Average is equal weight for each measurement. PCA is not and would be more able to adjust weights to capture more variance. It's still tricky though because everything is rescaled so I guess idk why the weights need to be not equal

nicomarto commented 3 years ago

Yeah, the thing is that since all our missmeasured var are of the form x+e, so basically the best linear combination is very close to the average (in fact with p goes to infinity the average converge to the observation). Then the difference with PCA and av when we are no using exp(x+e) comes from the variance of the estimator, since I believe PCA would slightly change the weights to favor does where e is close to zero since they are closer to the true observation.

This does not happen when we take exp(x+e), since now clearly there are substantial differences between the optimal linear combination and the average

nicomarto commented 3 years ago

btw waht paul wrote sounds amazing

ijyliu commented 3 years ago

hmm i guess pca does always have lower sd in the table. but it seems like not by a lot. especially relative to the bias

nicomarto commented 3 years ago

I suspected that when doing the theory thing, and the simulation seems to support it. Intuitively, what PCA should be making is trying to keep all the noise behind. Then, the estimation of the true variable throuhg PCA should be more efficient that when doing sample average, and so the PCA "transfers" less variance to the estimated coefficientes than the sample average

ijyliu commented 3 years ago

We would expect PCR to outperform taking the average of all covariate measurements under this multiple-scale measurement framework as these transformations would warp the measurement error distributions around the true covariate in a way that a simple average would not be able to capture (whereas PCA would be better able to deal with this issue)

alright. so idk if we are better off putting this in the paper or modifying it or leaving things as is

nicomarto commented 3 years ago

what does @marionoro say

ijyliu commented 3 years ago

Here's a modification to consider

We would expect PCR to outperform taking the average of all covariate measurements under this multiple-scale measurement framework as these transformations would warp the measurement error distributions around the true covariate in a way that a simple average would not be able to capture (whereas PCA would be capable of optimally adjusting relevant weightings)

paul-opheim commented 3 years ago

I don't really understand the discussion so I defer to y'all haha

nicomarto commented 3 years ago

It sounds nice to mee @ijyliu

ijyliu commented 3 years ago

We would expect PCR to outperform taking the average of all covariate measurements under this multiple-scale measurement framework as these transformations would warp some of the measurement error distributions around the true covariate in a way that a simple average would not be able to capture (whereas PCA would be capable of optimally adjusting relevant weightings)

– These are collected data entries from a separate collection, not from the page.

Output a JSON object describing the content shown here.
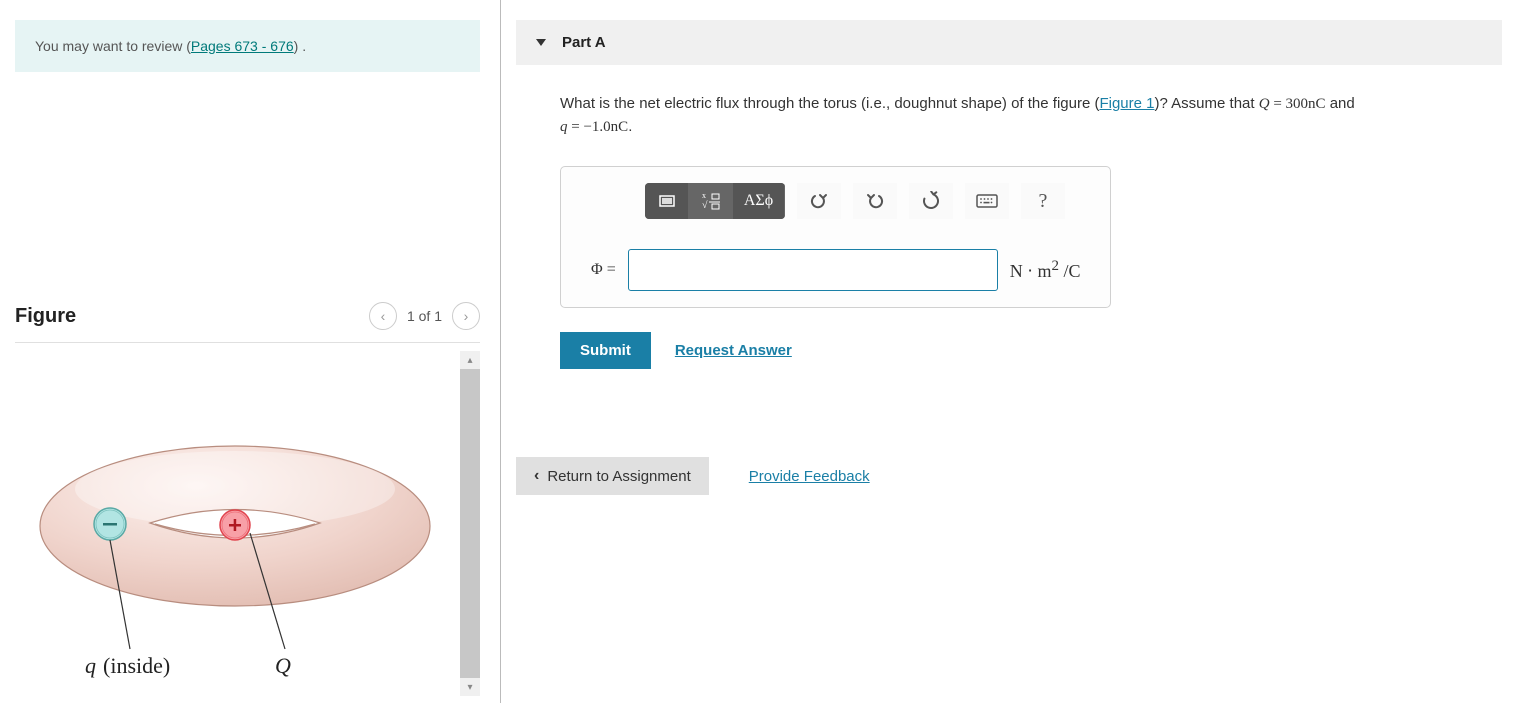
{
  "review_hint": {
    "prefix": "You may want to review (",
    "link": "Pages 673 - 676",
    "suffix": ") ."
  },
  "figure": {
    "title": "Figure",
    "nav_text": "1 of 1",
    "labels": {
      "q_inside": "q (inside)",
      "Q": "Q"
    }
  },
  "part": {
    "title": "Part A"
  },
  "question": {
    "intro": "What is the net electric flux through the torus (i.e., doughnut shape) of the figure (",
    "figure_link": "Figure 1",
    "after_link": ")? Assume that ",
    "Q_expr_var": "Q",
    "Q_expr_eq": " = ",
    "Q_expr_val": "300nC",
    "and_text": " and ",
    "q_expr_var": "q",
    "q_expr_eq": " = ",
    "q_expr_val": "−1.0nC",
    "period": "."
  },
  "toolbar": {
    "greek_btn": "ΑΣϕ"
  },
  "answer": {
    "label": "Φ =",
    "value": "",
    "units_html": "N ⋅ m² /C"
  },
  "actions": {
    "submit": "Submit",
    "request_answer": "Request Answer"
  },
  "footer": {
    "return_label": "Return to Assignment",
    "feedback": "Provide Feedback"
  }
}
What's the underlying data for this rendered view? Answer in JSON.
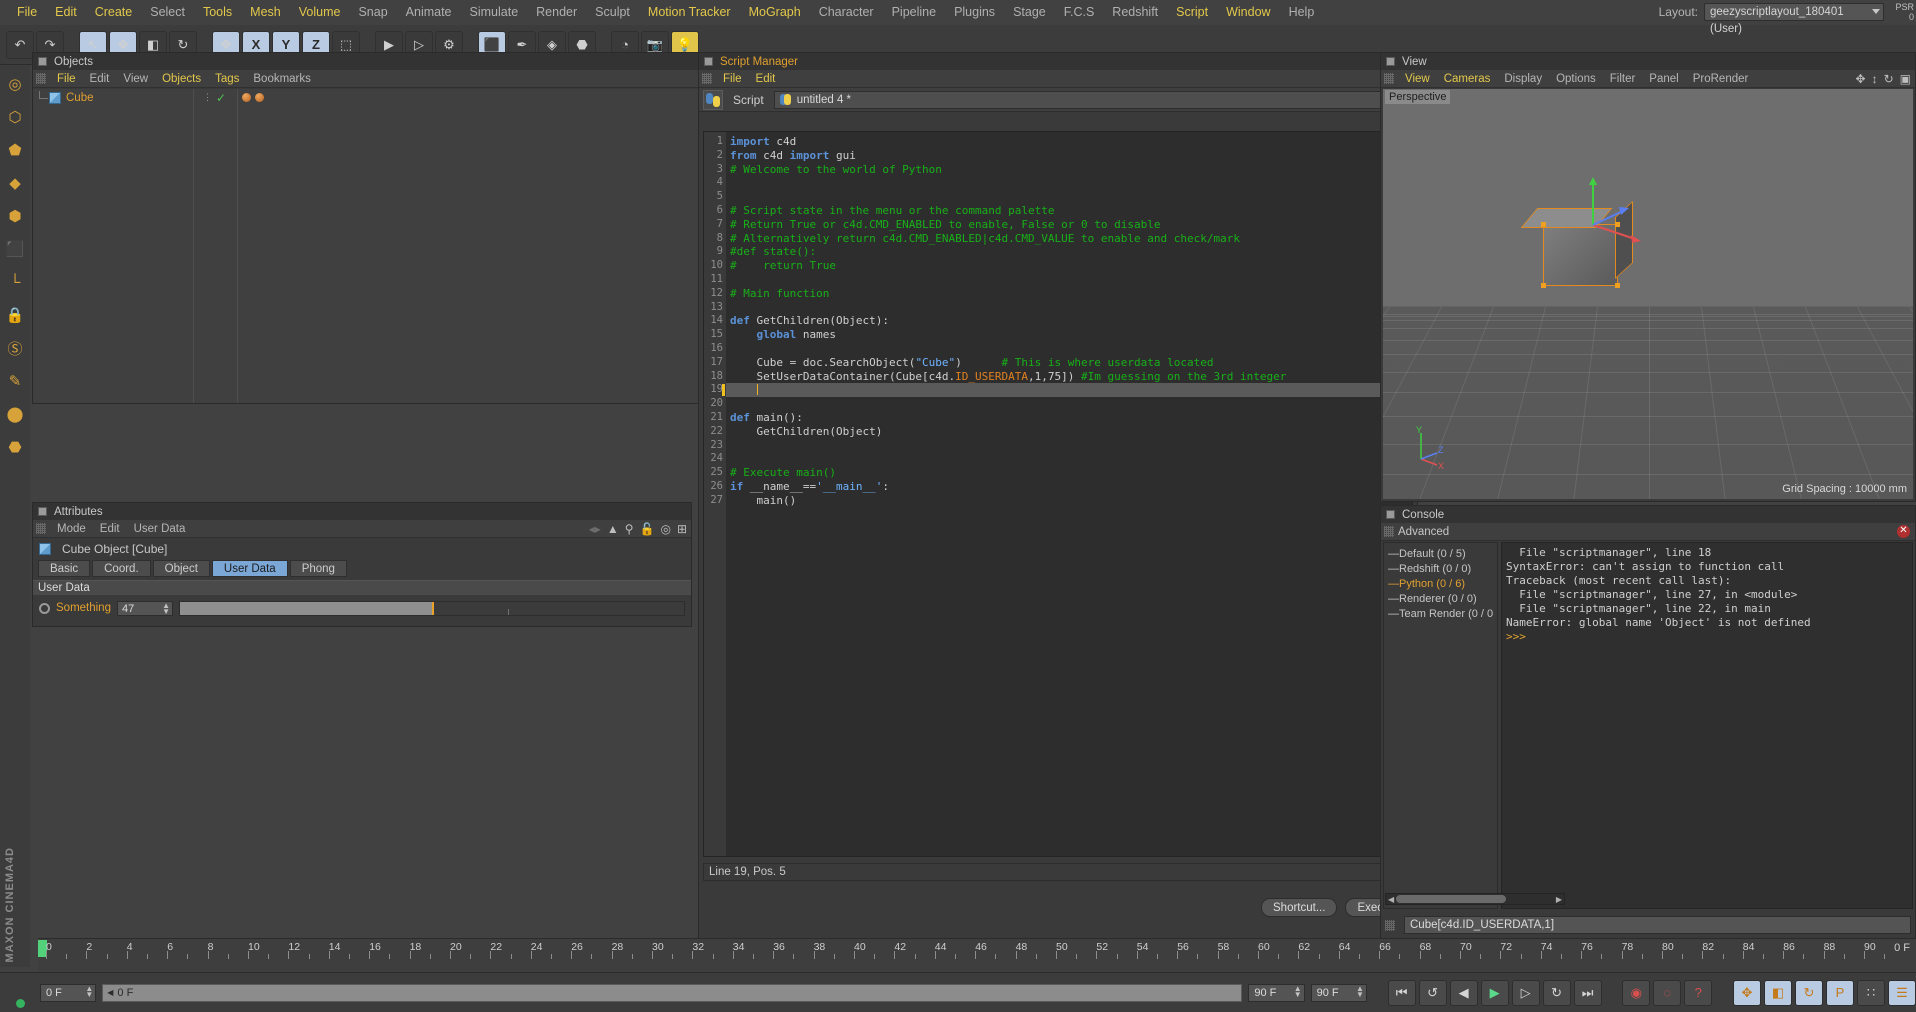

warp some of the distributions

nicomarto commented 3 years ago

wait I got lost lol

paul-opheim commented 3 years ago

Wait so are we done here lol?

nicomarto commented 3 years ago

idk lol

ijyliu commented 3 years ago

We would expect PCR to outperform taking the average of all covariate measurements under this multiple-scale measurement framework as these transformations would warp some of the measurement error distributions around the true covariate in a way that a simple average would not be able to capture (whereas PCA would be capable of optimally adjusting relevant weightings)

include this?

paul-opheim commented 3 years ago

That sounds good to me!

nicomarto commented 3 years ago

same !

ijyliu commented 3 years ago

image

ok here's the full paragraph

if good go ahead and close

paul-opheim commented 3 years ago

Looks good to me.